Trend Micro Incorporated a cyber security solution detected a new variant of mobile ransomware SLocker, notable for being an Android file-encrypting ransomware. This particular SLocker variant is the first mobile ransomware to capitalise on the success of the previous WannaCry outbreak and copies it’s GUI.
This ransomware disguises itself as game guides, video players, and so on in order to lure users into installing it. When the ransomware is installed, it will check whether it has been run before. If it is not, it will generate a random number and store it in SharedPreferences, which is where persistent application data is saved. Then it will locate the device’s external storage directory and start a new thread. Once the ransomware runs, the app will change the icon and name, along with the wallpaper of the infected device. The ransomware announces a disabled activity. It then changes its icon by disabling the original activity and enabling the alias.
The original sample captured by Trend Micro was named ‘King of Glory Auxiliary’, which was disguised as a cheating tool for the game King of Glory. When installed, it has a similar appearance to WannaCry, which has already inspired a few imitators. Trend Micro observed that the ransomware avoids encrypting system files, focuses on downloaded files and pictures, and will only encrypt files that have suffixes (text files, pictures, videos).
When a file that meets all the requirements is found, the thread will use ExecutorService to run a new task. Once the file has been encrypted, a suffix will be added to the file name. The suffix contains a QQ number and the random number used to generate the cipher. The ransomware presents victims with three options to pay the ransom, but in the sample analysed by Trend Micro, all three led to same QR code that asks the victims to pay via QQ (a popular Chinese mobile payment service). If victims refuse to pay after three days, then the ransom price will be raised. It threatens to delete all files after a week.
The ransomware tells victims that a decrypt key will be sent after the ransom has been paid. Trend Micro analysed and found that if victims input the key and click the Decrypt button, the ransomware will compare the key input with the value in MainActivity.m. But after tracking MainActivity.m, they found that the value is actually the previously mentioned random number plus 520. Using that as the key and clicking on the Decrypt button will decrypt the files.

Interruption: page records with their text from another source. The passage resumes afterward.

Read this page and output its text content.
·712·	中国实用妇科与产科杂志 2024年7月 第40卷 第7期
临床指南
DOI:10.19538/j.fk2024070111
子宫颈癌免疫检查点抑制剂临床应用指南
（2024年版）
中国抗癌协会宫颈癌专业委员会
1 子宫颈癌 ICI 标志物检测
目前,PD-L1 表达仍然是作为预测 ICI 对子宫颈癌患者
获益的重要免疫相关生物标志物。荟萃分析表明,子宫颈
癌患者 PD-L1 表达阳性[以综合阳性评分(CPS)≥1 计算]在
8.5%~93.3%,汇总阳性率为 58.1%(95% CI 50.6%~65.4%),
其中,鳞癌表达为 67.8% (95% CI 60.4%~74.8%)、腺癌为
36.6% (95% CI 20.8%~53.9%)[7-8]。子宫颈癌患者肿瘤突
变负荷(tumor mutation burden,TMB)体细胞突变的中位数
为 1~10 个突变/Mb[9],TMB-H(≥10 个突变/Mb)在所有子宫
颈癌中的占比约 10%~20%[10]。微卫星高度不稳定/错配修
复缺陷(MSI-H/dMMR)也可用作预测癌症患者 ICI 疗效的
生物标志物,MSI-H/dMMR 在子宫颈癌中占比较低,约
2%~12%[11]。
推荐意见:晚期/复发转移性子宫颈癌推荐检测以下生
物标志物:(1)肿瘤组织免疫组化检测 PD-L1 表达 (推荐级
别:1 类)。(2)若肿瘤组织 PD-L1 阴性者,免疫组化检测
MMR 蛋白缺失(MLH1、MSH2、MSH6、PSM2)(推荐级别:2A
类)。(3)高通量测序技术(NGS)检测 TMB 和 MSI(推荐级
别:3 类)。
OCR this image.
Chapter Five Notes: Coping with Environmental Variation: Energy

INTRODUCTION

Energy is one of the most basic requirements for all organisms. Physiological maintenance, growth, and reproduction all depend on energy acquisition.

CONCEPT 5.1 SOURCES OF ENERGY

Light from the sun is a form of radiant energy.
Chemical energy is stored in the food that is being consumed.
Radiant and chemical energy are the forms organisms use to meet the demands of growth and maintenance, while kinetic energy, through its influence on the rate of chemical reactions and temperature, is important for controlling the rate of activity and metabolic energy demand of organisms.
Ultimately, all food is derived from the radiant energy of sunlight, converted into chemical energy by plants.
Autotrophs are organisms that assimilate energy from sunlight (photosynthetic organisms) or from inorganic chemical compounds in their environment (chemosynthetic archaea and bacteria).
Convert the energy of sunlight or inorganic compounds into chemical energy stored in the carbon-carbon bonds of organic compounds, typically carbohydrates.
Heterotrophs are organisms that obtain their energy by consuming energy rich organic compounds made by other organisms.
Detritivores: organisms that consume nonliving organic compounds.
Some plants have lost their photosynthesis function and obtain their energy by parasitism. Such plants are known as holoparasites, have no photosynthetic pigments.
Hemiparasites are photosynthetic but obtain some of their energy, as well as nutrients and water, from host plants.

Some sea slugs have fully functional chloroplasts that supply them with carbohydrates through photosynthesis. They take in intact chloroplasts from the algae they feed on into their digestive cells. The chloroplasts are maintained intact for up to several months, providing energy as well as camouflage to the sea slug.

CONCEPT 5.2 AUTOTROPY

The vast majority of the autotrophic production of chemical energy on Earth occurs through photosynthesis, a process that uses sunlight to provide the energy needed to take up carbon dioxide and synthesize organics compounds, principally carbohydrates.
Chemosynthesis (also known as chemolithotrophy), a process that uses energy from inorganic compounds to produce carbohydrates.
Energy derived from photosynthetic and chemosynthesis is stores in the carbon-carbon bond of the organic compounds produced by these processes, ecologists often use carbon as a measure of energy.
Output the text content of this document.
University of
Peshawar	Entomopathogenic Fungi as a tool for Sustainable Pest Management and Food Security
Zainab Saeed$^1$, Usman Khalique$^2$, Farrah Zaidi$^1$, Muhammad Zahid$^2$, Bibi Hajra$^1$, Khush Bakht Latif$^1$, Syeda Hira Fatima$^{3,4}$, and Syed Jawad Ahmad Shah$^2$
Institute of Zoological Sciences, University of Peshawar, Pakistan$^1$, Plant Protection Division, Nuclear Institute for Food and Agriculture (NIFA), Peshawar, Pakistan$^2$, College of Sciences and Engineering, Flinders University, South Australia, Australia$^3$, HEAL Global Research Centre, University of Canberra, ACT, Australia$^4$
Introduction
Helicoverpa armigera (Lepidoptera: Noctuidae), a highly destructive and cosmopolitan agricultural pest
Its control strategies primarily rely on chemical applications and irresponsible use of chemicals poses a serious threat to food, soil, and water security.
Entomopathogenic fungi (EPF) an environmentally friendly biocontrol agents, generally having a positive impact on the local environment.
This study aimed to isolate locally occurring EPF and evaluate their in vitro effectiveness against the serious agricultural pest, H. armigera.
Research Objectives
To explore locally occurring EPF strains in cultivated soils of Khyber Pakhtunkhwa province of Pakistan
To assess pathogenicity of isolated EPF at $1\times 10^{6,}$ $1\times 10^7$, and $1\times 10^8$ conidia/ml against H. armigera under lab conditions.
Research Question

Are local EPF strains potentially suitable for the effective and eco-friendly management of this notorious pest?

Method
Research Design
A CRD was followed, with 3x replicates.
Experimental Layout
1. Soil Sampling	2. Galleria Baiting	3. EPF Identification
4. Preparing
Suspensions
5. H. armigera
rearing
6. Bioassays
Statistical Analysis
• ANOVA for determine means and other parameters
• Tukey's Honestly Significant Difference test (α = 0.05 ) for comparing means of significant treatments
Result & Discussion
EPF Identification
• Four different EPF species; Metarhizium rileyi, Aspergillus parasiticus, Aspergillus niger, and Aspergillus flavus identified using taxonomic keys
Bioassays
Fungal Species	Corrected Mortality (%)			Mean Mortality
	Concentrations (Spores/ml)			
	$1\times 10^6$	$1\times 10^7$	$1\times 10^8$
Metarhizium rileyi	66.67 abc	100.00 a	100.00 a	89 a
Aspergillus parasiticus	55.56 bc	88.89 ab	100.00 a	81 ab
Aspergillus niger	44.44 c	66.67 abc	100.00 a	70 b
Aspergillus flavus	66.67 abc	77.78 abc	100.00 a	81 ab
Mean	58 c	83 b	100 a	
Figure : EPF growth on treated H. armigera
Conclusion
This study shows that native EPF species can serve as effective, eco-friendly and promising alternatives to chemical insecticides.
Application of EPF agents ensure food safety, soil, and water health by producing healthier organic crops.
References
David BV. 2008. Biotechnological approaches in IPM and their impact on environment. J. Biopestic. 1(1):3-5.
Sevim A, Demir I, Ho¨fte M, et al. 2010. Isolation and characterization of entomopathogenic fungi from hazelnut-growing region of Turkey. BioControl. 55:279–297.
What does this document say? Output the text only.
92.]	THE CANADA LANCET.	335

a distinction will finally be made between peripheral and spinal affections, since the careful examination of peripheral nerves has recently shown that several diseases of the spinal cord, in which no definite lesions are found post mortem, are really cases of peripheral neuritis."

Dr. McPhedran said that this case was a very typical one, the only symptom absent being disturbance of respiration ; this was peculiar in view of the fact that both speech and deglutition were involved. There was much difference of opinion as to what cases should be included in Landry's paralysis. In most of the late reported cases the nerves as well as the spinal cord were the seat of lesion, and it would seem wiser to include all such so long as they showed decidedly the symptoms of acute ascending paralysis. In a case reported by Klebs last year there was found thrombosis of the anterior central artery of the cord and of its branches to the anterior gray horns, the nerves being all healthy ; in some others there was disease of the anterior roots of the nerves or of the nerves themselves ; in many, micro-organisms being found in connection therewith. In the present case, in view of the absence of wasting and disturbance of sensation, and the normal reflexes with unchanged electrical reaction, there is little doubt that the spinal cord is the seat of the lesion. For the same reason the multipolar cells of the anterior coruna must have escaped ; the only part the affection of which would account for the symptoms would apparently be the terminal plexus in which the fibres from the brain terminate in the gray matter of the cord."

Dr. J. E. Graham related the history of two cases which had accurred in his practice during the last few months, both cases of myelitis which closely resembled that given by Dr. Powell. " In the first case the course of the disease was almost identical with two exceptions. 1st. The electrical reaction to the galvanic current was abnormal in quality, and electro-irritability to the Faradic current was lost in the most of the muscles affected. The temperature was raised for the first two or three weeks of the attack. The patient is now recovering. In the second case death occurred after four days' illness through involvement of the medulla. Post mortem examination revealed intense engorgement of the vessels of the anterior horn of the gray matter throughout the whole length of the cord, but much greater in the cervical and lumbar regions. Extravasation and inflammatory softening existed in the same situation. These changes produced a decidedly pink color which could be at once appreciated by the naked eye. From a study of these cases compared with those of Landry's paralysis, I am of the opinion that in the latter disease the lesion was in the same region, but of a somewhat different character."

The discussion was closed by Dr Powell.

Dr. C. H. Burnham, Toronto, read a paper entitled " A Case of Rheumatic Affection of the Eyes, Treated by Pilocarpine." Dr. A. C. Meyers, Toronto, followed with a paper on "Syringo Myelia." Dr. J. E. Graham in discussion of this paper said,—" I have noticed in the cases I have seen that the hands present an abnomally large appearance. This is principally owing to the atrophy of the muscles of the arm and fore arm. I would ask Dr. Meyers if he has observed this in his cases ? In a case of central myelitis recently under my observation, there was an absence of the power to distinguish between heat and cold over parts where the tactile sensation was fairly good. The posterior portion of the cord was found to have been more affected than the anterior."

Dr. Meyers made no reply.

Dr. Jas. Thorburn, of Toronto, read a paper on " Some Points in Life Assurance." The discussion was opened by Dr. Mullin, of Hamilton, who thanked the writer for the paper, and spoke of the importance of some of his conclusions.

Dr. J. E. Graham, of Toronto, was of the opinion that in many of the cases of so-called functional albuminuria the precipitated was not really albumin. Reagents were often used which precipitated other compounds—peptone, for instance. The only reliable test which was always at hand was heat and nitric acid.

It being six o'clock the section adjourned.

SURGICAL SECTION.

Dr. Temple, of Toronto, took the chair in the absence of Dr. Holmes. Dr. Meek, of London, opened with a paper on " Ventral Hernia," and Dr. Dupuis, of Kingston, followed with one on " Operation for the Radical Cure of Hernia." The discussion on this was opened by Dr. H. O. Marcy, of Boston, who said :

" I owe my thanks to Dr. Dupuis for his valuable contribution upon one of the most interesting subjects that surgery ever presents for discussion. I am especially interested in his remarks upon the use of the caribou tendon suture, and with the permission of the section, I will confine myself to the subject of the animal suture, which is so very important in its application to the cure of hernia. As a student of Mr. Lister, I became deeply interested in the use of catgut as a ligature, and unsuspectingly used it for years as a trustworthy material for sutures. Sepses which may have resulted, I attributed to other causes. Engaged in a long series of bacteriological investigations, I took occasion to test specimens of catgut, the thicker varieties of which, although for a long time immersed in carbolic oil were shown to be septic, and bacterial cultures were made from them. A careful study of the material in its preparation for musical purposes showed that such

The SLocker family is one of the oldest mobile lock screen and file-encrypting ransomware and used to impersonate law enforcement agencies to convince victims to pay their ransom. After laying low for a few years, it had a sudden resurgence last May. Shortly after details about the ransomware surfaced, decrypt tools were published. After the initial ransomware was exposed, more and more variants appeared. Five days after its initial detection, a suspect supposedly responsible for the ransomware was arrested by the Chinese police. Luckily, due to the limited transmission channels (it was spread mostly through forums like QQ groups and Bulletin Board Systems), the number of victims was very low. However, the proliferation of new variants so quickly after the first one shows that these malicious actors are not slowing down. Even though a suspect was caught, more advanced ransomware may be just around the corner.